Serbs headed to the polls today in early parliamentary elections designed to install Deputy Prime Minister Aleksandar Vucic as the head of a government vowing to spur the economy and win European Union membership by 2020.
Vucic’s Progressive Party, which forced a ballot two years earlier than scheduled, leads the campaign with 44.6 percent, compared with 13.8 percent for Premier Ivica Dacic’s Socialist Party, according to a March 10-11 poll by Belgrade-based Faktor Plus. The survey has a margin of error of 3 percentage points.
Vucic, who said in 1995 that his country would kill 100 Muslims for every Serb who died, wants his party to win a full majority in parliament. He now pledges to embrace austerity measures endorsed by the International Monetary Fund and embark on talks to make Serbia the third former Yugoslav republic to join the EU two decades after the bloody Balkan civil wars.
“I am sure we will be able to form a government that will be able to continue along our European path faster,” President Tomislav Nikolic, a member of Vucic’s Progressive Party, told reporters after voting in Belgrade. “Things are clear. This is a great chance for Serbia.”
Polling stations across the country of 7.2 million people will close at 8 p.m., with preliminary results expected later in the evening. Final official election results will be announced by March 20, according to the Election Commission.
Vucic has promised billions of dollars worth of investments from the United Arab Emirates to create jobs in an economy which has the same number of active workers and pensioners and where one in four is without a job. EU accession also promises to raise living standards and output per capita, which at 36 percent of the EU’s average, is lower than those of the bloc’s poorest member, Bulgaria, according to Eurostat.
Riding a wave of a growing western-leaning electorate would give Vucic’s party the strongest lock on power by a single party since the communist days. Aside from Nikolic in the presidency, senior party official Jorgovanka Tabakovic is the central bank governor.
Vucic’s critics fear a tendency to wield a powerful hand over institutions may give him too much influence in a country that has received criticism from the EU for weak rule of law and selective justice.
“Things are not black and white,” Sonja Licht, an analyst at the Belgrade Fund for Political Excellence, said today by phone. “A great dominance of a single party in a relatively young democracy like Serbia can be dangerous, since they want to control all segments.”
Once a prominent member of the Radical Party led by Vojislav Seselj, who is now awaiting a Hague court verdict on charges of war crimes and crimes against humanity, Vucic is trying to shake off associations with his past relations with former strongman Slobodan Milosevic and his cronies.
He supports membership in the EU, a turnaround from the years when he and political allies resisted EU demands to give up suspected war criminals, renounce claims on Kosovo, a former province that declared independence, and bring the judiciary into line with EU norms.
The elections are “all very much positive for Serbian credit,” Abbas Ameli-Renani, a strategist at Royal Bank of Scotland Group Plc, said by e-mail on March 14. “In my view, all the positive news is already priced at this stage and I don’t expect any further relative tightening of Serbian yields on the back of a positive election outcome.”
Yields on the 2021 dollar bond rose 3 basis points, or 0.03 percentage point, to 5.57 percent by 2:44 p.m. on March 14 in Belgrade, data compiled by Bloomberg show.
Supporters also say Vucic is committed to fighting corruption that has left Serbia behind all its ex-Yugoslav partners and neighboring EU members Romania and Hungary in Berlin-based Transparency International’s 2013 corruption perception rankings.
Dragoljub Jovicevic, a 54-year-old lawyer from Belgrade, said he is casting his vote for Vucic and the Progressives because they will be “decisive” in dealing with rampant graft.
“I know corruption won’t disappear overnight,” Jovicevic said, as he sipped coffee at a cafe overlooking Belgrade’s St.
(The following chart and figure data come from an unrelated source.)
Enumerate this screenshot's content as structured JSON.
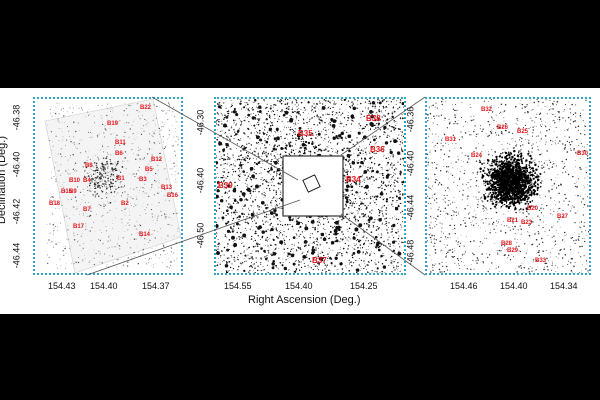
{
  "axes": {
    "xlabel": "Right Ascension (Deg.)",
    "ylabel": "Declination (Deg.)"
  },
  "panels": [
    {
      "id": "left",
      "xticks": [
        "154.43",
        "154.40",
        "154.37"
      ],
      "yticks": [
        "-46.38",
        "-46.40",
        "-46.42",
        "-46.44"
      ],
      "labels": [
        "B22",
        "B19",
        "B11",
        "B6",
        "B12",
        "B8",
        "B5",
        "B1",
        "B3",
        "B10",
        "B4",
        "B13",
        "B15",
        "B9",
        "B16",
        "B18",
        "B2",
        "B7",
        "B17",
        "B14"
      ]
    },
    {
      "id": "middle",
      "xticks": [
        "154.55",
        "154.40",
        "154.25"
      ],
      "yticks": [
        "-46.30",
        "-46.40",
        "-46.50"
      ],
      "labels": [
        "B38",
        "B35",
        "B36",
        "B34",
        "B39",
        "B37"
      ]
    },
    {
      "id": "right",
      "xticks": [
        "154.46",
        "154.40",
        "154.34"
      ],
      "yticks": [
        "-46.36",
        "-46.40",
        "-46.44",
        "-46.48"
      ],
      "labels": [
        "B32",
        "B26",
        "B25",
        "B31",
        "B24",
        "B30",
        "B20",
        "B21",
        "B23",
        "B27",
        "B28",
        "B29",
        "B33"
      ]
    }
  ]
}
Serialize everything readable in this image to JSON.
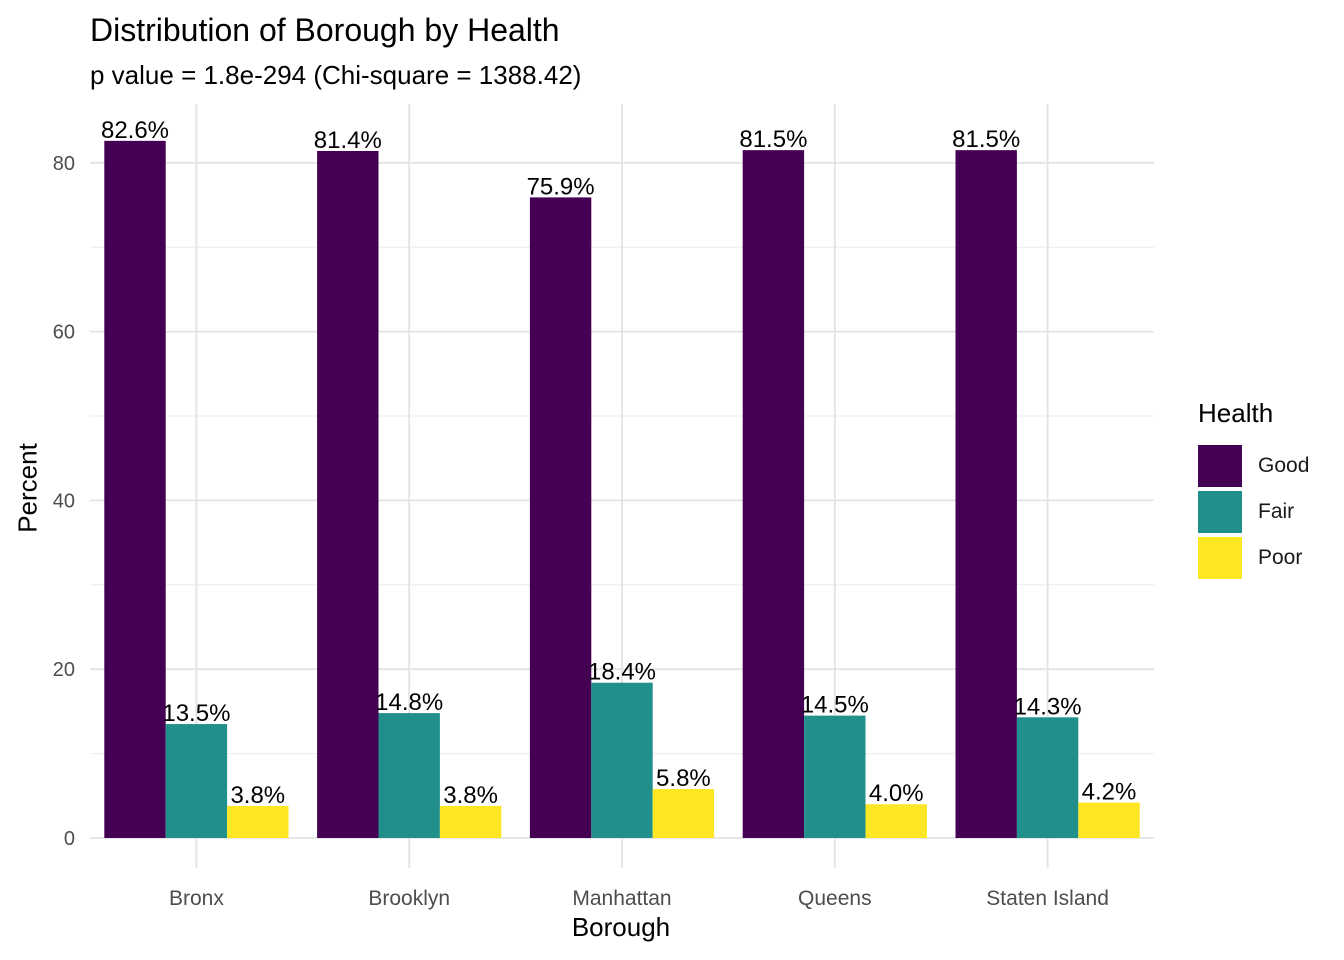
{
  "chart_data": {
    "type": "bar",
    "title": "Distribution of Borough by Health",
    "subtitle": "p value = 1.8e-294 (Chi-square = 1388.42)",
    "xlabel": "Borough",
    "ylabel": "Percent",
    "categories": [
      "Bronx",
      "Brooklyn",
      "Manhattan",
      "Queens",
      "Staten Island"
    ],
    "series": [
      {
        "name": "Good",
        "color": "#440154",
        "values": [
          82.6,
          81.4,
          75.9,
          81.5,
          81.5
        ],
        "labels": [
          "82.6%",
          "81.4%",
          "75.9%",
          "81.5%",
          "81.5%"
        ]
      },
      {
        "name": "Fair",
        "color": "#21908C",
        "values": [
          13.5,
          14.8,
          18.4,
          14.5,
          14.3
        ],
        "labels": [
          "13.5%",
          "14.8%",
          "18.4%",
          "14.5%",
          "14.3%"
        ]
      },
      {
        "name": "Poor",
        "color": "#FDE725",
        "values": [
          3.8,
          3.8,
          5.8,
          4.0,
          4.2
        ],
        "labels": [
          "3.8%",
          "3.8%",
          "5.8%",
          "4.0%",
          "4.2%"
        ]
      }
    ],
    "yticks": [
      0,
      20,
      40,
      60,
      80
    ],
    "ylim": [
      0,
      86
    ],
    "legend_title": "Health",
    "legend_position": "right",
    "grid": true
  }
}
Sava cathedral. “But someone needs to start doing that or we’re doomed.”
While Vucic has promised to form a cabinet with broad support to tackle unpopular measures, “we are more likely to end up with a narrow coalition,” said Naz Masraff, an analyst at political-risk assessor Eurasia Group in London, in a March 4 note. Vucic has yet to prove his commitment to reform is genuine, Masraff said.
The Progressives have “talked the talk of economic reforms” but “done little to walk the walk,” Masraff said.
Serbia’s new government will inherit an economy that the central bank expects to grow 1 percent this year. Serbia’s 2014 budget targets a fiscal deficit of 7.1 percent of gross domestic product. It will need to narrow the gap further and cut public debt by 2016 to meet commitments to the IMF, which suspended a loan in 2012.
The next government needs to focus on fixing its pension system and labor market, overhauling failing state-owned enterprises and cleaning up public finances, unpopular measures that if not done quickly may turn public opinion against it.
“If they start with economic, social and institutional reforms they have a chance to last longer,” Licht said. “If not, the citizens will punish them.”